The transition is not from FTP to a better transfer protocol. It is from file transfer to file systems.
Conclusion
FTP remains an important technology.
It continues to support website deployment, automated file transfers, server administration, and legacy enterprise integrations around the world. For straightforward file movement, FTP still serves a valuable purpose.
However, modern organizations face challenges that extend far beyond transferring files. Businesses need collaboration, security, governance, compliance, version control, searchability, and visibility into how content is being used.
While SFTP addresses FTP's security limitations, cloud file systems address the broader challenge of managing information throughout its lifecycle.
The future of content management is not about moving files faster. It is about making information accessible, secure, discoverable, and collaborative.
FTP helps organizations transfer files. Modern platforms such as Zoho WorkDrive help organizations manage content.
Frequently asked questions
What is FTP?
File Transfer Protocol (FTP) is a network protocol standardized in RFC 959 (1985) that enables file transfer between a client computer and a remote server over TCP/IP. It uses port 21 for control commands and port 20 for data transfer, allowing users to upload, download, and manage files on remote systems.
What is FTP used for?
FTP is commonly used for website deployment, server maintenance, automated file transfers, large file exchanges, and legacy enterprise integrations. It remains popular in environments where files need to be moved between systems regularly.
Is FTP secure?
Standard FTP is not secure because it transmits usernames, passwords, and file data in plaintext. Organizations typically use SFTP or FTPS when secure file transfers are required.
What is the difference between FTP and SFTP?
FTP transfers files without encryption using ports 20 and 21. SFTP encrypts all communications using SSH and operates on port 22, providing stronger security and improved auditing capabilities.
What is the difference between FTP and cloud storage?

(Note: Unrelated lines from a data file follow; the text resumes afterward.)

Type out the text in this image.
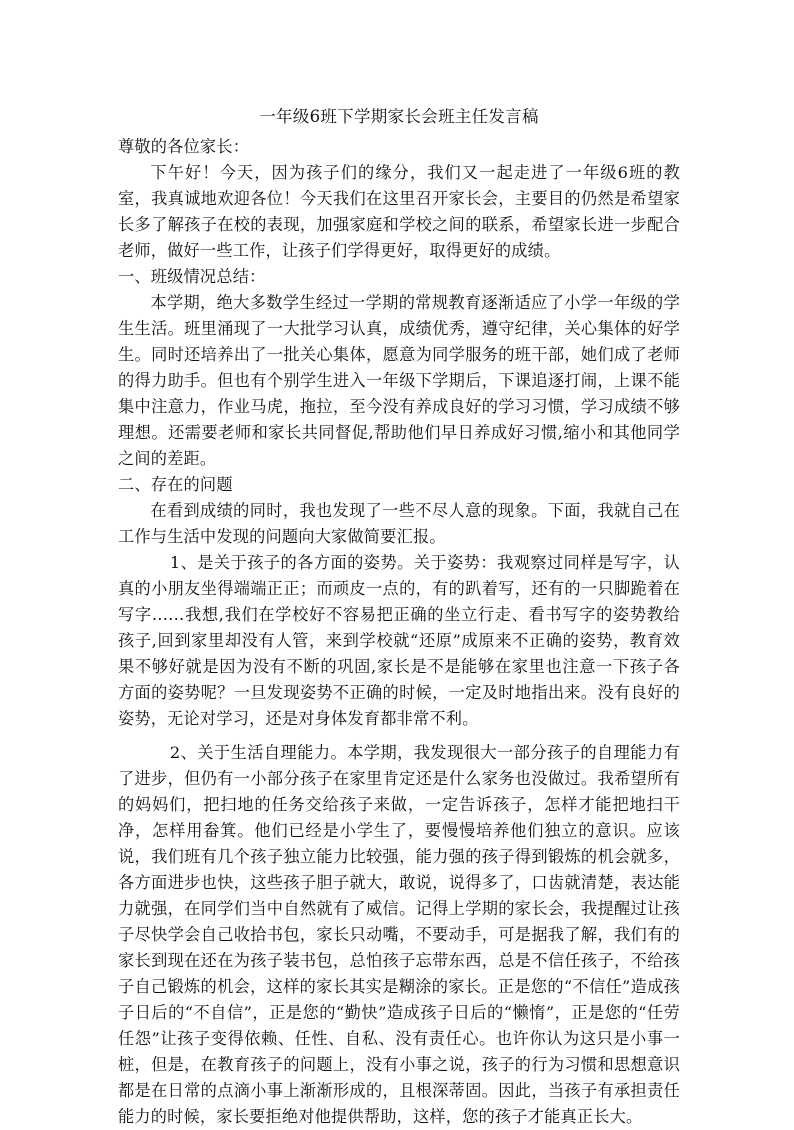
一年级6班下学期家长会班主任发言稿

尊敬的各位家长：

下午好！今天，因为孩子们的缘分，我们又一起走进了一年级6班的教室，我真诚地欢迎各位！今天我们在这里召开家长会，主要目的仍然是希望家长多了解孩子在校的表现，加强家庭和学校之间的联系，希望家长进一步配合老师，做好一些工作，让孩子们学得更好，取得更好的成绩。

一、班级情况总结：

本学期，绝大多数学生经过一学期的常规教育逐渐适应了小学一年级的学生生活。班里涌现了一大批学习认真，成绩优秀，遵守纪律，关心集体的好学生。同时还培养出了一批关心集体，愿意为同学服务的班干部，她们成了老师的得力助手。但也有个别学生进入一年级下学期后，下课追逐打闹，上课不能集中注意力，作业马虎，拖拉，至今没有养成良好的学习习惯，学习成绩不够理想。还需要老师和家长共同督促,帮助他们早日养成好习惯,缩小和其他同学之间的差距。

二、存在的问题

在看到成绩的同时，我也发现了一些不尽人意的现象。下面，我就自己在工作与生活中发现的问题向大家做简要汇报。

1、是关于孩子的各方面的姿势。关于姿势：我观察过同样是写字，认真的小朋友坐得端端正正；而顽皮一点的，有的趴着写，还有的一只脚跪着在写字……我想,我们在学校好不容易把正确的坐立行走、看书写字的姿势教给孩子,回到家里却没有人管，来到学校就“还原”成原来不正确的姿势，教育效果不够好就是因为没有不断的巩固,家长是不是能够在家里也注意一下孩子各方面的姿势呢？一旦发现姿势不正确的时候，一定及时地指出来。没有良好的姿势，无论对学习，还是对身体发育都非常不利。

2、关于生活自理能力。本学期，我发现很大一部分孩子的自理能力有了进步，但仍有一小部分孩子在家里肯定还是什么家务也没做过。我希望所有的妈妈们，把扫地的任务交给孩子来做，一定告诉孩子，怎样才能把地扫干净，怎样用畚箕。他们已经是小学生了，要慢慢培养他们独立的意识。应该说，我们班有几个孩子独立能力比较强，能力强的孩子得到锻炼的机会就多，各方面进步也快，这些孩子胆子就大，敢说，说得多了，口齿就清楚，表达能力就强，在同学们当中自然就有了威信。记得上学期的家长会，我提醒过让孩子尽快学会自己收拾书包，家长只动嘴，不要动手，可是据我了解，我们有的家长到现在还在为孩子装书包，总怕孩子忘带东西，总是不信任孩子，不给孩子自己锻炼的机会，这样的家长其实是糊涂的家长。正是您的“不信任”造成孩子日后的“不自信”，正是您的“勤快”造成孩子日后的“懒惰”，正是您的“任劳任怨”让孩子变得依赖、任性、自私、没有责任心。也许你认为这只是小事一桩，但是，在教育孩子的问题上，没有小事之说，孩子的行为习惯和思想意识都是在日常的点滴小事上渐渐形成的，且根深蒂固。因此，当孩子有承担责任能力的时候，家长要拒绝对他提供帮助，这样，您的孩子才能真正长大。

FTP uses a transfer-based model where files are repeatedly moved between systems. Cloud storage uses an access-based model where files remain in a centralized location and are accessed by authorized users, with features such as collaboration, version history, and permissions built in.
Is FTP still used today?
Yes. FTP is still used for website hosting, automated file transfers, server administration, and legacy enterprise workflows. However, many organizations have adopted SFTP and cloud-based platforms for improved security and collaboration.
What port does FTP use?
Standard FTP uses port 21 for the control channel and port 20 for the data channel. SFTP uses port 22.